Cooper was offered a job on the spot. On his first day, he was handed a written pitch from which he was to work. "There was a coach, Reuben Rivers," recalls Cooper, "and a portable box in everyone's cubicle so that Rivers could pick up and listen to the call. It was very confusing at times, because we had to stop listening to the person on the phone and listen to him." Rivers, he says, was making sure each telemarketer in CORE's cramped "boiler room" was sticking to the script.

"This is (Name of Caller) with the Equal Opportunity Affairs Department of CORE. Who is the owner or president there now?"Once the person on the other end, usually a secretary, asked the subject of the call, the CORE operative replied, "The matter of which I am calling is of a very sensitive nature and I am not at liberty to go into detail with anyone but the owner or president. May I have his name so I may address him properly please."
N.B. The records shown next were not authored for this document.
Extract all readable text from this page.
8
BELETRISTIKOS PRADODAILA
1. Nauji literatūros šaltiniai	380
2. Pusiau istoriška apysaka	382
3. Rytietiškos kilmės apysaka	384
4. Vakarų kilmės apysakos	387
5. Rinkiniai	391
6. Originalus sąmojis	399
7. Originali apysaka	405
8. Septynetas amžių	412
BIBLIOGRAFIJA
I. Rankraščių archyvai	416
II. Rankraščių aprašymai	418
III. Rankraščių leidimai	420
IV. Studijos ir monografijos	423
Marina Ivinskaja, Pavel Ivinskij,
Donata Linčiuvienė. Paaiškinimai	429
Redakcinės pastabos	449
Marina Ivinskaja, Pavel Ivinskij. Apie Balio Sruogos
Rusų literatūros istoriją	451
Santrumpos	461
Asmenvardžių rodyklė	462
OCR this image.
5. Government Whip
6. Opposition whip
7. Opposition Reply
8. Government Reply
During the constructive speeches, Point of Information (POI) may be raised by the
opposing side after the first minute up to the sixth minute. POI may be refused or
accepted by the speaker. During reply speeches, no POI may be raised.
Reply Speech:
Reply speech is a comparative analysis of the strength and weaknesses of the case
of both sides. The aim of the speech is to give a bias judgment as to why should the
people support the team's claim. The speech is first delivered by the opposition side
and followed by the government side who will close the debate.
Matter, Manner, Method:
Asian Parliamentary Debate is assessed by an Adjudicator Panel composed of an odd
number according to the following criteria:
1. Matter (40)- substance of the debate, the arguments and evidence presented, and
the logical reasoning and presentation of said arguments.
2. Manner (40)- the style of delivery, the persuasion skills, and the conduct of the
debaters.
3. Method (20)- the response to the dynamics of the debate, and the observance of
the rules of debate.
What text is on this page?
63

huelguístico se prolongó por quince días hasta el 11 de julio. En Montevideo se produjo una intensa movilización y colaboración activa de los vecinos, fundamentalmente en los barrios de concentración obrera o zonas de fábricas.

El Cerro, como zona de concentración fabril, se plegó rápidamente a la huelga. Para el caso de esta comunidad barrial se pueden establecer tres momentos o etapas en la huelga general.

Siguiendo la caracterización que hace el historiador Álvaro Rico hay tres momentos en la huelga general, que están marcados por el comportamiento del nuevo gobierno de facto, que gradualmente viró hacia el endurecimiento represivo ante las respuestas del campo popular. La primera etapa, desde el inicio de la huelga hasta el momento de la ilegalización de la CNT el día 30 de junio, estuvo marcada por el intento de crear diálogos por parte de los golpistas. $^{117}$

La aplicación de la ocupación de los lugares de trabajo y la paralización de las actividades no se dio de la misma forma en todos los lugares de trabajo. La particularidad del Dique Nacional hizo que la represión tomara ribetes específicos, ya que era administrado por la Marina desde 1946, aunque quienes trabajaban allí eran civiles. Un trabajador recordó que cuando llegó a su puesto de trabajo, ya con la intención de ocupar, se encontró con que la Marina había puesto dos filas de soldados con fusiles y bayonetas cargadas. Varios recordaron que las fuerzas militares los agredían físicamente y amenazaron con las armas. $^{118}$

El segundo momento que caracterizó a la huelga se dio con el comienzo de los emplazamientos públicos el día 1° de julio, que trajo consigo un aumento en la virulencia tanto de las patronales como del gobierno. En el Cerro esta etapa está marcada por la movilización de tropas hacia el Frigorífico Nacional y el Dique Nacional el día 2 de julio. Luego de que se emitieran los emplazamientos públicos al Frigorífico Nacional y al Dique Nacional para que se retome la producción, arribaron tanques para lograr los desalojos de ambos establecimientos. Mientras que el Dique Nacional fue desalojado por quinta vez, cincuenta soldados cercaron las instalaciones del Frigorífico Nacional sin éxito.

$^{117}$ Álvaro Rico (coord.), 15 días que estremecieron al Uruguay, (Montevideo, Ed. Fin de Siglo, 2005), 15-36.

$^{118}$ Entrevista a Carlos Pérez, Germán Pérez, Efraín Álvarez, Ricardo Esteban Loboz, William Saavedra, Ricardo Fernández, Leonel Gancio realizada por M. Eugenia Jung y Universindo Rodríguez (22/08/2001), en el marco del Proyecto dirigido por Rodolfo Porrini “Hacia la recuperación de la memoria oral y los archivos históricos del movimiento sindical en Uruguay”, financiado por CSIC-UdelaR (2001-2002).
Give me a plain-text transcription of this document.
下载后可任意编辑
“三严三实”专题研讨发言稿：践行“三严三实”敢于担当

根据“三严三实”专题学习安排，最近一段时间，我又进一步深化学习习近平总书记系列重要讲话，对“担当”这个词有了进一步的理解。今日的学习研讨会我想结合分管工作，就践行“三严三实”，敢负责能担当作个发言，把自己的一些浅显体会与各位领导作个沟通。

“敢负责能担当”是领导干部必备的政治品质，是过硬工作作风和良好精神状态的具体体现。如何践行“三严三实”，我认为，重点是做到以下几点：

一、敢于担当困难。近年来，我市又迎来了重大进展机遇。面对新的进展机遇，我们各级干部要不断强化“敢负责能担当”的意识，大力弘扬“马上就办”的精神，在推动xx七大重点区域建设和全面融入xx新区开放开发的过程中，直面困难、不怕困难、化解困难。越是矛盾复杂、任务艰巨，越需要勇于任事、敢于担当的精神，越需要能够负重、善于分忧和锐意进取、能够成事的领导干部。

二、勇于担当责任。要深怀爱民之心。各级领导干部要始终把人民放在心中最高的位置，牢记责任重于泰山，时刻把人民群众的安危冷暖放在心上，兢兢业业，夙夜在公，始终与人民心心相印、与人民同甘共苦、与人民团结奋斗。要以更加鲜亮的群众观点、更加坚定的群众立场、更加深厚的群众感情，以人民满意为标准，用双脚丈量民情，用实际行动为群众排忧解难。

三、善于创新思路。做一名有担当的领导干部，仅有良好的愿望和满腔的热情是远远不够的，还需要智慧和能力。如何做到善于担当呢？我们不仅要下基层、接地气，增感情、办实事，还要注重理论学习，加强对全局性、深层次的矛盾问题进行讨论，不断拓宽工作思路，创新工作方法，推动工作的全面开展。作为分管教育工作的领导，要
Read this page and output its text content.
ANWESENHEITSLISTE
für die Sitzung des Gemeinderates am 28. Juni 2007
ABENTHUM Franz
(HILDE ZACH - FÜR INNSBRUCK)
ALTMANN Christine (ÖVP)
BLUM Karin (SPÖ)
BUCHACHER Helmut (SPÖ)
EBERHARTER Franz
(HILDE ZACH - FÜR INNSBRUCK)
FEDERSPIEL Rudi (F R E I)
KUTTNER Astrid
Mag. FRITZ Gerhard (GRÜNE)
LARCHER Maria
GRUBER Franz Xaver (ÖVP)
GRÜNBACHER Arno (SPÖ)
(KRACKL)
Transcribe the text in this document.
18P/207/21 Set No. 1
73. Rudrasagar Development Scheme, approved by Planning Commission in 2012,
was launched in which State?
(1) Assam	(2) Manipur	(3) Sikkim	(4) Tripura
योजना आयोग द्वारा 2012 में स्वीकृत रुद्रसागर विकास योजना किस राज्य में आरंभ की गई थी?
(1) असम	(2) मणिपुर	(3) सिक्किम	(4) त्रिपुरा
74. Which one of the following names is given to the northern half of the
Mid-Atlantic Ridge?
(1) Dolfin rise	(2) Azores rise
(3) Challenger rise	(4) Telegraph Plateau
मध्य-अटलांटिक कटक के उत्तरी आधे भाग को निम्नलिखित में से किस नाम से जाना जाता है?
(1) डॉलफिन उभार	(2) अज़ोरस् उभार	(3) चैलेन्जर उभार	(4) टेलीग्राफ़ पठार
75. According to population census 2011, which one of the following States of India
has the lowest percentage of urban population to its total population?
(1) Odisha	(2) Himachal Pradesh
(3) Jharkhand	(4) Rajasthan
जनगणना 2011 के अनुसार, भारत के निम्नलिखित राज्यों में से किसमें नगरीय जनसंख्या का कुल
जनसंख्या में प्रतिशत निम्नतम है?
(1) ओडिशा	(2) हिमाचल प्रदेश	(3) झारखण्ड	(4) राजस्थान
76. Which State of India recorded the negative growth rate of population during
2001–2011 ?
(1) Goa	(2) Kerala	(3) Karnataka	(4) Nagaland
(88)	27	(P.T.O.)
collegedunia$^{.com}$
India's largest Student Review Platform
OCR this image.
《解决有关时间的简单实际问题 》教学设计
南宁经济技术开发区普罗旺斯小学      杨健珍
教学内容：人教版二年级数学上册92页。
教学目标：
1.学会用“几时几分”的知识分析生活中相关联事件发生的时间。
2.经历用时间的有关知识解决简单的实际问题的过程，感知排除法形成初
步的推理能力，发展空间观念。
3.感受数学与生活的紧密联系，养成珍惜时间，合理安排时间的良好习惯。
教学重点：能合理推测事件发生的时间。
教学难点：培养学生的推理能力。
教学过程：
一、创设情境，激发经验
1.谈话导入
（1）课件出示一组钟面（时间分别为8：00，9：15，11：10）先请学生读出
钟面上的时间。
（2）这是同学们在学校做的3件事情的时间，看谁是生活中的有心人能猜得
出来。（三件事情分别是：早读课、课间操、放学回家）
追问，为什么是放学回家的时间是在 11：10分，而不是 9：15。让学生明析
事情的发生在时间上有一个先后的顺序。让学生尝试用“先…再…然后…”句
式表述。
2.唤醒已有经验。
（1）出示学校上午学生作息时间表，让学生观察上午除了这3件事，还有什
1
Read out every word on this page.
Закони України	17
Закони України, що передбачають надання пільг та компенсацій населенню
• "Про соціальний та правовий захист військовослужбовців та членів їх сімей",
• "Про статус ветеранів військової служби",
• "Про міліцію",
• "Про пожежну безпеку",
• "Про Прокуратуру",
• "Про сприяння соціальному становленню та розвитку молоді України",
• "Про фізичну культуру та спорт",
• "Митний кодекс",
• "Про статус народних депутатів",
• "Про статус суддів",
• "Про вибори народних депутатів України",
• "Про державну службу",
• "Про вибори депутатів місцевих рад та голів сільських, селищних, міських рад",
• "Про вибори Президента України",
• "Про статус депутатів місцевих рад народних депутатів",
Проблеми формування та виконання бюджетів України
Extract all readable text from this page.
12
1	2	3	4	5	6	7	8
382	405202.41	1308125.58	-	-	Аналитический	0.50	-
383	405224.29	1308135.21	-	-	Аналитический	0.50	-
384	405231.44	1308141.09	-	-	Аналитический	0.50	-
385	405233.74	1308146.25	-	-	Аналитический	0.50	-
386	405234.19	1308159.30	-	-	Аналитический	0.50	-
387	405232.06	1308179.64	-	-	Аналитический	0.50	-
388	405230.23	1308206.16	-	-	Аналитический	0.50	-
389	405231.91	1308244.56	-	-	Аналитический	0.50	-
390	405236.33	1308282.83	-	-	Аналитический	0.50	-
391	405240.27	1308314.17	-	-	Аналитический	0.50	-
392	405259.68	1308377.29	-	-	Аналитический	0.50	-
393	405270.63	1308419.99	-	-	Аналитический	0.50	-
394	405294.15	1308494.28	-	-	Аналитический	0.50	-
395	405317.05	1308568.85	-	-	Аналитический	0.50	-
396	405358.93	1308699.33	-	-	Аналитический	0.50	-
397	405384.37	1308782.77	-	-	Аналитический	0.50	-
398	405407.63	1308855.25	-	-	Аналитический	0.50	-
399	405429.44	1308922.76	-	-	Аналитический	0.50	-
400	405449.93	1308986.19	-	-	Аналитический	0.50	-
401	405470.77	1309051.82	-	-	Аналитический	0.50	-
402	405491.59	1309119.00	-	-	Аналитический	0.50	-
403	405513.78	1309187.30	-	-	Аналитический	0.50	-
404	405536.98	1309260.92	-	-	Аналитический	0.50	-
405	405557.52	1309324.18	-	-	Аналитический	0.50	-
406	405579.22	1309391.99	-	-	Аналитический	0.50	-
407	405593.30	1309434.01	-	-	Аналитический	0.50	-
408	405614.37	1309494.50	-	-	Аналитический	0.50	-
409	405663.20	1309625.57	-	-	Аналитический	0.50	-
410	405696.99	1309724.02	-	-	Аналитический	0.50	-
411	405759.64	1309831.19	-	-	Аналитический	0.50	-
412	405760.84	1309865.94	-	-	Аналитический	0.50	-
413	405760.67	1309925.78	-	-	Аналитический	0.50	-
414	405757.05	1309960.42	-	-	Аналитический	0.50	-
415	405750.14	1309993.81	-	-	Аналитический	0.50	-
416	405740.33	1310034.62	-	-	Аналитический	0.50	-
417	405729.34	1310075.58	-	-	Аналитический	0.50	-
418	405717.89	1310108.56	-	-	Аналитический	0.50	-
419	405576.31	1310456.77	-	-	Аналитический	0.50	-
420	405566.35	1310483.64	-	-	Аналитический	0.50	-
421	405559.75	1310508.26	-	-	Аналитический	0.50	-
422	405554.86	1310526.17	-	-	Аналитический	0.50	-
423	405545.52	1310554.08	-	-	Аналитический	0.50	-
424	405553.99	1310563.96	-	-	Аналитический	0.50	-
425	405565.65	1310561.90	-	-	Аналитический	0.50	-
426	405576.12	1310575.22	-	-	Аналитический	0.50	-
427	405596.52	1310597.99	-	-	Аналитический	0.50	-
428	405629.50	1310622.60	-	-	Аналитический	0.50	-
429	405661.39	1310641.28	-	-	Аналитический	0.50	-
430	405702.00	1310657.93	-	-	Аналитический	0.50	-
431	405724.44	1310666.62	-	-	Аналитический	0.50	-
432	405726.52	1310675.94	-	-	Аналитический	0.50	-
"Some people cut us off at the pass," says Cooper. "They ended the call. They didn't want to be bothered. But for those who stayed on the line, we were told to say this was a civic matter. A lot of people interpreted civic for civil and thought it was a legal matter." The script gave 10 solicitation avenues, called rebuttals.

If someone said they had a committee or a board of directors that reviewed requests for money, rebuttal A was used: "We're asking you to make a decision not from your company policy but form[sic] your heart. Those in need don't know about boards, committees, or company policies. They depend upon people like you and me who are concerned enough about them to make decisions . . . So will you support CORE with the __ dollars? The procedure is, first we send you a pledge invoice and our letter of thanks, and of course, your beautiful patron membership certificate, OK ?"

While some of the rebuttals seem more pathetic than coercive, the $495 "patron membership pitch" is much more cynical. "The reason for the call is, we're setting up CORE's annual patron membership drive, and I want to bring you up to date about your status with CORE . . . OK? I'll tell you what's happened here. Our people in the field receive recommendations, as well as complaints about the fair hiring practices and attitudes of companies in many areas across the country. I'm happy to report that we have received no complaints about you or your company. We hope this means that you're in full compliance in letter, but most importantly, in spirit."

"I construed it as a racial hustle," says Cooper, who lasted five months. "I considered it a professional hustle." The firms called were from a list supplied by Dun & Bradstreet, which received a nominal fee for each telephone number. "They don't know and they don't care," says Cooper. And he's not alone. Alfred Mohammed's tenure was only two months, but he deemed the hiring-practices lines a ruse. "They were using the race card to hustle money from people."

Ethical or moral questions at CORE have been raised as far back as 1976, when the state received complaints that CORE was browbeating companies into donations. In 1981, the state accused CORE of illegal fundraising practices, questioning the way the group represented itself. Under a settlement agreement, Innis, CORE's chairman, admitted no wrongdoing, but had to pay $35,000 to CORE out of his own funds. Innis charged racism.

While Innis professes that CORE maintains community projects, on closer scrutiny these often turn out to be nothing more than paper programs. He has never seemed to care much about public criticism. In 1977, in response to complaints from former CORE leaders, he told The Washington Post: "These guys are bitter. They will use whatever means are at their command to destroy us."

Still, James Farmer, who founded CORE in 1942, told New York Newsday10 years ago, "CORE has no functioning chapters; it holds no conventions, no elections, no meetings, sets no policies, has no social programs and does no fund-raising. In my opinion, CORE is fraudulent."